14. Membicarakan Soal Rumah Tangga Kita
'Ada banyak kejutan saat aku mulai hidup bersamamu dan yang paling membuat terkejut adalah perihal perasaanmu yang ternyata bukan hanya untukku.'
Al-Khawarizmi & Humairah
~Thierogiara
***
Aira menggenggam tangan Al. "Kejar cinta kamu Mas, mumpung kesempatannya sebesar ini."
Al menatap Aira dengan mata berkaca-kaca, bukan kalimat itu yang ingin ia dengar, ia malah ingin Aira marah padanya memintanya untuk memilih kemudian merebutnya dari Syifa. Al menggeleng, dia tak akan pernah mengejar sesuatu yang sudah sempat ia lepaskan.
Al menarik Aira ke dalam pelukannya, rasa nyaman ini yang selalu ia rindu, peluk nyaman ini yang selalu ia inginkan. Al hanya butuh Aira, dia hanya butuh sosok itu berada di sisinya, dia tidak butuh yang lain.
"Jangan beratkan langkahmu. Hanya karena aku mengandung anakmu, bukan berarti hatimu untukku." Terasa menyakitkan memang, tapi itulah kenyataannya, justru jika segala kebohongan yang sempat Al lakukan menambah kebohongan lain, rasanya pasti akan semakin menyakitkan.
Al menggeleng. "Aku sayang sama kamu."
"Sayang itu kayak perasaan kamu ke Umi, Abi, ke Zahra, ke orang-orang yang ada di sekitar kamu mengisi beberapa hal dalam hidup kamu. Aku sama sekali nggak spesial Mas kalau ternyata di hati kamu bukan aku, sebatas sayang kamu bisa sayang pada siapa saja. Tapi kalau cinta? Cinta selalu terpatri pada sosok yang benar-benar kamu inginkan." Aira menelan ludahnya dengan susah payah, bulir bening mengalir membasahi pipinya. Hatinya terasa sesak dan Aira sedang tidak bisa berpura-pura.
Al semakin mengeratkan pelukannya, setiap kata yang keluar dari bibir wanitanya bak belati yang siap mengulitinya, rasanya sungguh menyakitkan.
"Jangan pernah meminta aku pergi dari sini."
"Nggak ada yang meminta kamu pergi, aku cuma mau kamu nggak menyesal karena menghabiskan sisa hidup dengan orang yang nggak kamu cinta." Aira ingin lebih sadar diri, di mana posisinya saat ini.
Al kembali menggeleng. "Sejak aku menikahimu, nggak ada satu kalipun aku merasa bahwa kamu adalah pilihan yang salah.
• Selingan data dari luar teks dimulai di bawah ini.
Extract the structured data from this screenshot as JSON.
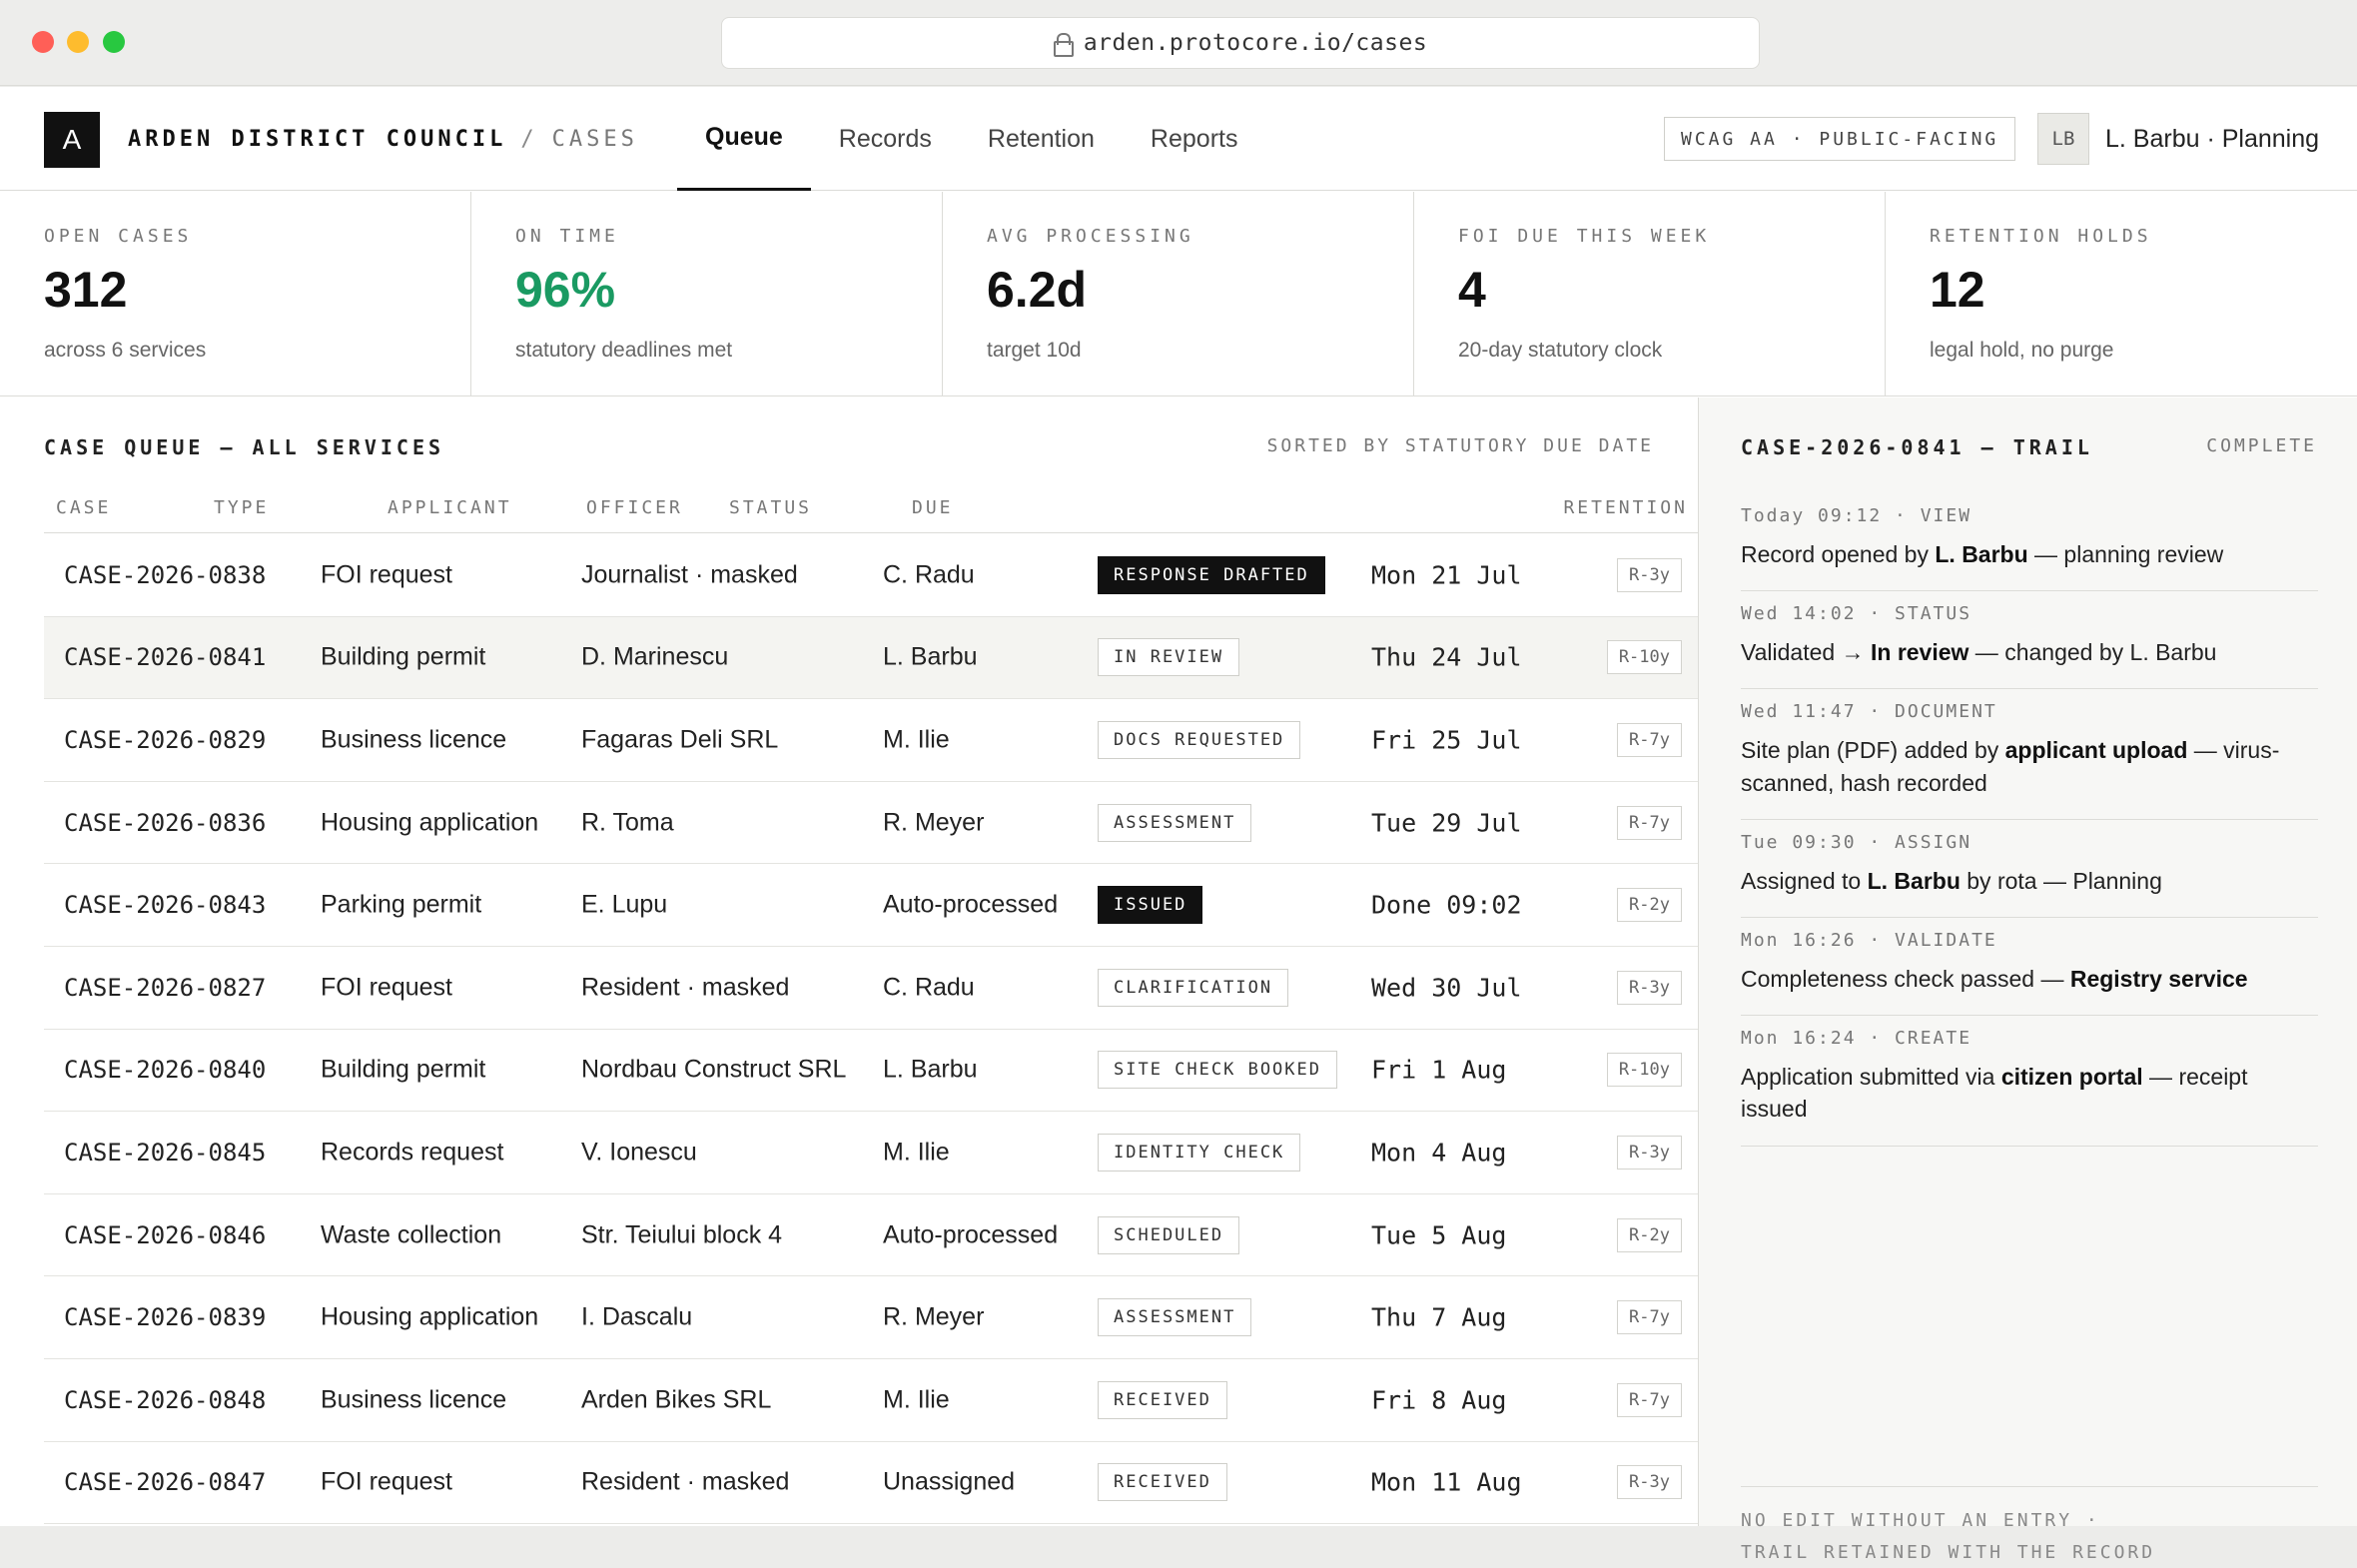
{
  "browser": {
    "url": "arden.protocore.io/cases"
  },
  "header": {
    "logo_letter": "A",
    "org": "ARDEN DISTRICT COUNCIL",
    "separator": "/",
    "section": "CASES",
    "tabs": [
      {
        "label": "Queue",
        "active": true
      },
      {
        "label": "Records",
        "active": false
      },
      {
        "label": "Retention",
        "active": false
      },
      {
        "label": "Reports",
        "active": false
      }
    ],
    "accessibility_tag": "WCAG AA · PUBLIC-FACING",
    "avatar_initials": "LB",
    "user_label": "L. Barbu · Planning"
  },
  "stats": [
    {
      "label": "OPEN CASES",
      "value": "312",
      "sub": "across 6 services",
      "accent": ""
    },
    {
      "label": "ON TIME",
      "value": "96%",
      "sub": "statutory deadlines met",
      "accent": "#1a9a62"
    },
    {
      "label": "AVG PROCESSING",
      "value": "6.2d",
      "sub": "target 10d",
      "accent": ""
    },
    {
      "label": "FOI DUE THIS WEEK",
      "value": "4",
      "sub": "20-day statutory clock",
      "accent": ""
    },
    {
      "label": "RETENTION HOLDS",
      "value": "12",
      "sub": "legal hold, no purge",
      "accent": ""
    }
  ],
  "queue": {
    "title": "CASE QUEUE — ALL SERVICES",
    "sort_label": "SORTED BY STATUTORY DUE DATE",
    "columns": [
      "CASE",
      "TYPE",
      "APPLICANT",
      "OFFICER",
      "STATUS",
      "DUE",
      "RETENTION"
    ],
    "rows": [
      {
        "case": "CASE-2026-0838",
        "type": "FOI request",
        "applicant": "Journalist · masked",
        "officer": "C. Radu",
        "status": "RESPONSE DRAFTED",
        "status_style": "dark",
        "due": "Mon 21 Jul",
        "retention": "R-3y",
        "selected": false
      },
      {
        "case": "CASE-2026-0841",
        "type": "Building permit",
        "applicant": "D. Marinescu",
        "officer": "L. Barbu",
        "status": "IN REVIEW",
        "status_style": "outline",
        "due": "Thu 24 Jul",
        "retention": "R-10y",
        "selected": true
      },
      {
        "case": "CASE-2026-0829",
        "type": "Business licence",
        "applicant": "Fagaras Deli SRL",
        "officer": "M. Ilie",
        "status": "DOCS REQUESTED",
        "status_style": "outline",
        "due": "Fri 25 Jul",
        "retention": "R-7y",
        "selected": false
      },
      {
        "case": "CASE-2026-0836",
        "type": "Housing application",
        "applicant": "R. Toma",
        "officer": "R. Meyer",
        "status": "ASSESSMENT",
        "status_style": "outline",
        "due": "Tue 29 Jul",
        "retention": "R-7y",
        "selected": false
      },
      {
        "case": "CASE-2026-0843",
        "type": "Parking permit",
        "applicant": "E. Lupu",
        "officer": "Auto-processed",
        "status": "ISSUED",
        "status_style": "dark",
        "due": "Done 09:02",
        "retention": "R-2y",
        "selected": false
      },
      {
        "case": "CASE-2026-0827",
        "type": "FOI request",
        "applicant": "Resident · masked",
        "officer": "C. Radu",
        "status": "CLARIFICATION",
        "status_style": "outline",
        "due": "Wed 30 Jul",
        "retention": "R-3y",
        "selected": false
      },
      {
        "case": "CASE-2026-0840",
        "type": "Building permit",
        "applicant": "Nordbau Construct SRL",
        "officer": "L. Barbu",
        "status": "SITE CHECK BOOKED",
        "status_style": "outline",
        "due": "Fri 1 Aug",
        "retention": "R-10y",
        "selected": false
      },
      {
        "case": "CASE-2026-0845",
        "type": "Records request",
        "applicant": "V. Ionescu",
        "officer": "M. Ilie",
        "status": "IDENTITY CHECK",
        "status_style": "outline",
        "due": "Mon 4 Aug",
        "retention": "R-3y",
        "selected": false
      },
      {
        "case": "CASE-2026-0846",
        "type": "Waste collection",
        "applicant": "Str. Teiului block 4",
        "officer": "Auto-processed",
        "status": "SCHEDULED",
        "status_style": "outline",
        "due": "Tue 5 Aug",
        "retention": "R-2y",
        "selected": false
      },
      {
        "case": "CASE-2026-0839",
        "type": "Housing application",
        "applicant": "I. Dascalu",
        "officer": "R. Meyer",
        "status": "ASSESSMENT",
        "status_style": "outline",
        "due": "Thu 7 Aug",
        "retention": "R-7y",
        "selected": false
      },
      {
        "case": "CASE-2026-0848",
        "type": "Business licence",
        "applicant": "Arden Bikes SRL",
        "officer": "M. Ilie",
        "status": "RECEIVED",
        "status_style": "outline",
        "due": "Fri 8 Aug",
        "retention": "R-7y",
        "selected": false
      },
      {
        "case": "CASE-2026-0847",
        "type": "FOI request",
        "applicant": "Resident · masked",
        "officer": "Unassigned",
        "status": "RECEIVED",
        "status_style": "outline",
        "due": "Mon 11 Aug",
        "retention": "R-3y",
        "selected": false
      }
    ]
  },
  "trail": {
    "title": "CASE-2026-0841 — TRAIL",
    "status": "COMPLETE",
    "events": [
      {
        "meta": "Today 09:12 · VIEW",
        "parts": [
          {
            "t": "Record opened by "
          },
          {
            "t": "L. Barbu",
            "b": true
          },
          {
            "t": " — planning review"
          }
        ]
      },
      {
        "meta": "Wed 14:02 · STATUS",
        "parts": [
          {
            "t": "Validated → "
          },
          {
            "t": "In review",
            "b": true
          },
          {
            "t": " — changed by L. Barbu"
          }
        ]
      },
      {
        "meta": "Wed 11:47 · DOCUMENT",
        "parts": [
          {
            "t": "Site plan (PDF) added by "
          },
          {
            "t": "applicant upload",
            "b": true
          },
          {
            "t": " — virus-scanned, hash recorded"
          }
        ]
      },
      {
        "meta": "Tue 09:30 · ASSIGN",
        "parts": [
          {
            "t": "Assigned to "
          },
          {
            "t": "L. Barbu",
            "b": true
          },
          {
            "t": " by rota — Planning"
          }
        ]
      },
      {
        "meta": "Mon 16:26 · VALIDATE",
        "parts": [
          {
            "t": "Completeness check passed — "
          },
          {
            "t": "Registry service",
            "b": true
          }
        ]
      },
      {
        "meta": "Mon 16:24 · CREATE",
        "parts": [
          {
            "t": "Application submitted via "
          },
          {
            "t": "citizen portal",
            "b": true
          },
          {
            "t": " — receipt issued"
          }
        ]
      }
    ],
    "footnote_line1": "NO EDIT WITHOUT AN ENTRY ·",
    "footnote_line2": "TRAIL RETAINED WITH THE RECORD"
  }
}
Aku akan berusaha mencintaimu."
Aira melepas pelukan itu, dia menatap manik mata milik Al. Tangannya terangkat memegang pipi kanan Al. "Cinta yang tumbuh untuk dia itu secara alami, rasanya pasti beda dengan yang dipaksa." Fakta bahwa ada pernikahan antara Al dan Syifa membuat Aira terus berpikir dua kali, termasuk soal mempertahankan rumah tangga.
Al menggeleng, dia sedang berupaya untuk mengenyahkan segala perasaan untuk Syifa, dia menemukan berbagai hal dalam diri Aira yang tak pernah ia temukan di dalam diri wanita lain dan itu cukup bagi Al merasa bahwa dia beruntung, merasa bahwa Aira adalah sosok yang pas untuk bersamanya menjalani hari tua.
Jatuh cinta tak pernah salah, Al yang salah karena banyak berbohong dengan dirinya sendiri.
***
Setelah pembicaraan penuh air mata tersebut, Al kekeuh kalau dia tak akan pernah berpaling dari Aira. Sepanjang malam laki-laki itu tidur sambil memeluk erat tubuh ringkih berisi dua nyawa yang sangat ia sayangi tersebut. Hal itu bukannya membuat Aira merasa nyaman, tapi malah overthinking, apa Al juga memeluk tubuh Syifa dalam tidurnya?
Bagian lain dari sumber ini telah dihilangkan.